Finnish Forest Research Institute  Metla

Mitteilung 7.7.2006

Beibehaltung der Entscheidungsbefugnis sowie Freiwilligkeit und Vergütung sind die Stichworte beim Handel mit Naturwerten

– Ansichten der Waldbesitzer über die Vertragsbedingungen des Handels mit Naturwerten werden erforscht

Ziel des Programms über die Biodiversität der Wälder Südfinnlands (METSO) ist, für waldreiche Naturbiotope und für bedrohte Tier- und Pflanzenarten wichtige Lebensräume und Waldstrukturen besser als bisher sicherzustellen. Außerdem möchte man mit neuen Schutzmaßnahmen zur Sicherstellung der Biodiversität, welche im Rahmen des METSO-Programms eingesetzt werden, dazu beitragen, die gesellschaftliche Akzeptanz des Schutzes von Wäldern zu erhöhen und diesbezüglich entstandene Konflikte abzubauen. Das Pilotprojekt über den Handel mit Naturwerten wurde 2003 in Satakunta, Westfinnland begonnen. Die Grundidee dabei ist, dass Waldbesitzer freiwillig Objekte ihres Besitztums unter befristeten Schutz stellen lassen und dafür honoriert werden. In dem Projekt wurden Ansichten der Waldbesitzer über die Akzeptanz des Handels mit Naturwerten und dessen Vertragsbedingungen untersucht.

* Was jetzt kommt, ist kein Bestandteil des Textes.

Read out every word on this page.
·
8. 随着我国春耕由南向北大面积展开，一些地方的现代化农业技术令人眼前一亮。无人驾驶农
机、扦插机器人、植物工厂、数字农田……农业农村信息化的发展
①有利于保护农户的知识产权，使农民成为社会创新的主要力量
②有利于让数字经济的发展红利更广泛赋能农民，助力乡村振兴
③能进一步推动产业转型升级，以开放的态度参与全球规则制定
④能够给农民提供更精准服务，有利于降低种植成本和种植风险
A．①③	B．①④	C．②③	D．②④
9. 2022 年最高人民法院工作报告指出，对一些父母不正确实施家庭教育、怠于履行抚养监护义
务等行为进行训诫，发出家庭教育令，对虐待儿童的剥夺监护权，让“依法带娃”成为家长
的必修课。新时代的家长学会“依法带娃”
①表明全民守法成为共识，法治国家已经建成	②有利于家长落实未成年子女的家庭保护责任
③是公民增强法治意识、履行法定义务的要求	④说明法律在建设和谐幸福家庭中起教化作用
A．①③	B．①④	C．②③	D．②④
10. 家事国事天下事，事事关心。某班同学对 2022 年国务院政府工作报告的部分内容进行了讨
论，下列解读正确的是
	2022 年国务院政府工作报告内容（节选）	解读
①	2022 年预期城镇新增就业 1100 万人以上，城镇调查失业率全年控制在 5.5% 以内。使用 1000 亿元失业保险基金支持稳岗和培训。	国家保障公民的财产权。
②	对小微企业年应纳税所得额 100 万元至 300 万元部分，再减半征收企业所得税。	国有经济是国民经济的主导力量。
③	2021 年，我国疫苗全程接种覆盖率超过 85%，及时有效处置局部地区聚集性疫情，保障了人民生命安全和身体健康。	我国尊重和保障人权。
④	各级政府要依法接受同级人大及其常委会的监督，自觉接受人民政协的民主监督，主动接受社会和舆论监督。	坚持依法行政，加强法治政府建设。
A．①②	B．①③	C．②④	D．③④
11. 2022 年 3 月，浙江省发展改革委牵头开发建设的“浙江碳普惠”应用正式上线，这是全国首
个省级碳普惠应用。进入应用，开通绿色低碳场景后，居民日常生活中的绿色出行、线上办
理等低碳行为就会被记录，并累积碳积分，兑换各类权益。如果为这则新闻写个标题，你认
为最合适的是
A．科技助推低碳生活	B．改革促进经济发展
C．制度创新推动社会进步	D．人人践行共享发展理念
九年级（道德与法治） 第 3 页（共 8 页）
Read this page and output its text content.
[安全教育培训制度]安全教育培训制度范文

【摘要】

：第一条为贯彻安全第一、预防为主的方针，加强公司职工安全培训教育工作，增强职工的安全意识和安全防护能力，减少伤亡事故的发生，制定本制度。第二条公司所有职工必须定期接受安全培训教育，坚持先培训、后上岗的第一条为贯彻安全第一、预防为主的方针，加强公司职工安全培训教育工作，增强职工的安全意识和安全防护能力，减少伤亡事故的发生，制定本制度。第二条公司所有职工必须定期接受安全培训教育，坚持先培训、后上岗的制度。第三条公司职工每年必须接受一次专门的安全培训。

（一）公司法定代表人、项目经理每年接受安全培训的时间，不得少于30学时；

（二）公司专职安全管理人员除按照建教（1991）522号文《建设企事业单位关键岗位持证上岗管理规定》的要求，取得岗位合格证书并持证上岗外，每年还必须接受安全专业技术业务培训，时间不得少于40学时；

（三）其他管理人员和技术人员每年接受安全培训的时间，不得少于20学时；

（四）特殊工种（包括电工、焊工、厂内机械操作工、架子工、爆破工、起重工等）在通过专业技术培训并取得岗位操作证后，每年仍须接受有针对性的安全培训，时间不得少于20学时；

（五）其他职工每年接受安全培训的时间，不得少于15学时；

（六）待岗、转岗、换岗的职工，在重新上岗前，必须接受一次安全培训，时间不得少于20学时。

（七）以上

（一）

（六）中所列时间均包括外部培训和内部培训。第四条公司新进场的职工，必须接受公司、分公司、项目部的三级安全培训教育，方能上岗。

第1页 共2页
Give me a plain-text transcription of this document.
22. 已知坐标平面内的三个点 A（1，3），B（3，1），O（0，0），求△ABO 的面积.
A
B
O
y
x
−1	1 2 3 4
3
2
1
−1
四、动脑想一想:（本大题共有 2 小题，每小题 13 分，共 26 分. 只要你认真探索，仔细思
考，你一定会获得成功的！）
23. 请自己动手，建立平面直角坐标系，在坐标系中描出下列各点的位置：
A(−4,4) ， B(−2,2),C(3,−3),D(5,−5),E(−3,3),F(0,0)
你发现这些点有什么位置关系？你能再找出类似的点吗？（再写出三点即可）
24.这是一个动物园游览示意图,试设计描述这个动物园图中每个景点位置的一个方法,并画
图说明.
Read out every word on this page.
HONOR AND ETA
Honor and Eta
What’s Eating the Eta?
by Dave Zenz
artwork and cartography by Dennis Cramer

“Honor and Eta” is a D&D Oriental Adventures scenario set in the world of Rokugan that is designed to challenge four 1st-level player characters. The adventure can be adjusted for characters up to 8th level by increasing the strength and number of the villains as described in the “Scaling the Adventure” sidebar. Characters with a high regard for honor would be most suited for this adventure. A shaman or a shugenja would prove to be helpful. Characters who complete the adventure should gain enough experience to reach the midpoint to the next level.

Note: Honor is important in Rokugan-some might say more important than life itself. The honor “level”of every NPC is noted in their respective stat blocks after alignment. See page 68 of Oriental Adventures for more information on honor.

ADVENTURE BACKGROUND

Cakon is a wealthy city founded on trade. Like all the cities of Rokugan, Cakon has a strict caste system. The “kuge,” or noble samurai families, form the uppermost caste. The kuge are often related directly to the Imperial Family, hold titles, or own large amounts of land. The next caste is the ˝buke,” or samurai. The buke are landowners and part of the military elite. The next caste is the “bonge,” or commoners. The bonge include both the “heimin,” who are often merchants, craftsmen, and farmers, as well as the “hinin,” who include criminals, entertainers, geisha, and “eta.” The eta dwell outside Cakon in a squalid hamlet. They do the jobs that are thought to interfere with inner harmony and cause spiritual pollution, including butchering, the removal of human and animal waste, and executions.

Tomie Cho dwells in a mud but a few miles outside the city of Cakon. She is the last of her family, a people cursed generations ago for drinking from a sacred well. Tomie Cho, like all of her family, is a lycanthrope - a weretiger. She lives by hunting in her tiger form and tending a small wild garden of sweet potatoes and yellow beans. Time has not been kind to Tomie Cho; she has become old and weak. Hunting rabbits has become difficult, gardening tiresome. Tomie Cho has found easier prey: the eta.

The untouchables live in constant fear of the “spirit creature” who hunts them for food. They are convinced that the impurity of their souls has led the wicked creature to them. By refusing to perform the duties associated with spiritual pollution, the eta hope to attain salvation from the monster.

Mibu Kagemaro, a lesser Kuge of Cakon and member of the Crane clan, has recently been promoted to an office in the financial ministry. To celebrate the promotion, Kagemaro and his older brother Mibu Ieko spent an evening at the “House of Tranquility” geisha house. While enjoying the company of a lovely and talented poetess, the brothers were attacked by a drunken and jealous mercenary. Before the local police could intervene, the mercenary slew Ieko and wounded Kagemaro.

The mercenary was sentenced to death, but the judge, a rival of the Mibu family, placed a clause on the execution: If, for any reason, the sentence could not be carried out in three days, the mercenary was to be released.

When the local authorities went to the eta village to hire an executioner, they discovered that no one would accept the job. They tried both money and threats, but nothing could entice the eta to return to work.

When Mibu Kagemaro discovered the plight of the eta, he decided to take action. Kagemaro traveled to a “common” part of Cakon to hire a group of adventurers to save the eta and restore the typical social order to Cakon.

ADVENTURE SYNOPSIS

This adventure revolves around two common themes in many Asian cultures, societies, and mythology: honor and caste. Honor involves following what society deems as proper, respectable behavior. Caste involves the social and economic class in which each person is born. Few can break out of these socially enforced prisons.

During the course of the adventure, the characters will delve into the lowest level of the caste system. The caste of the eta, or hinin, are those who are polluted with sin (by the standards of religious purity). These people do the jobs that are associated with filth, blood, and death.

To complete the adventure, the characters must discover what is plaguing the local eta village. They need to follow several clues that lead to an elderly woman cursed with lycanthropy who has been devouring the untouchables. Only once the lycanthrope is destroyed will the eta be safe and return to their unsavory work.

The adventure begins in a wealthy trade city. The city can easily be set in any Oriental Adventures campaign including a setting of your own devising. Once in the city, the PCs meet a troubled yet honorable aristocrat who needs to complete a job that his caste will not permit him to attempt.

Nach den vorliegenden Ergebnissen akzeptieren Waldbesitzer die Maßnahmen zur Sicherstellung der Biodiversität unter der Voraussetzung, dass sie die Elemente der Freiwilligkeit sowie der Beibehaltung des Eigentumsrechts und der Entscheidungsbefugnisse beinhalten. Auch wenn der Waldbesitzer die Maßnahme zur Sicherstellung der Biodiversität an sich für akzeptabel hält, benötigt er ein eigenes Motiv, um an einer Schutzmaßnahme teilzunehmen, der ein Vertrag zugrunde liegt. Das Motiv kann unter anderem das Interesse für die Natur sein oder die Möglichkeit, den Wald durch Naturschutz wirtschaftlich zu nutzen.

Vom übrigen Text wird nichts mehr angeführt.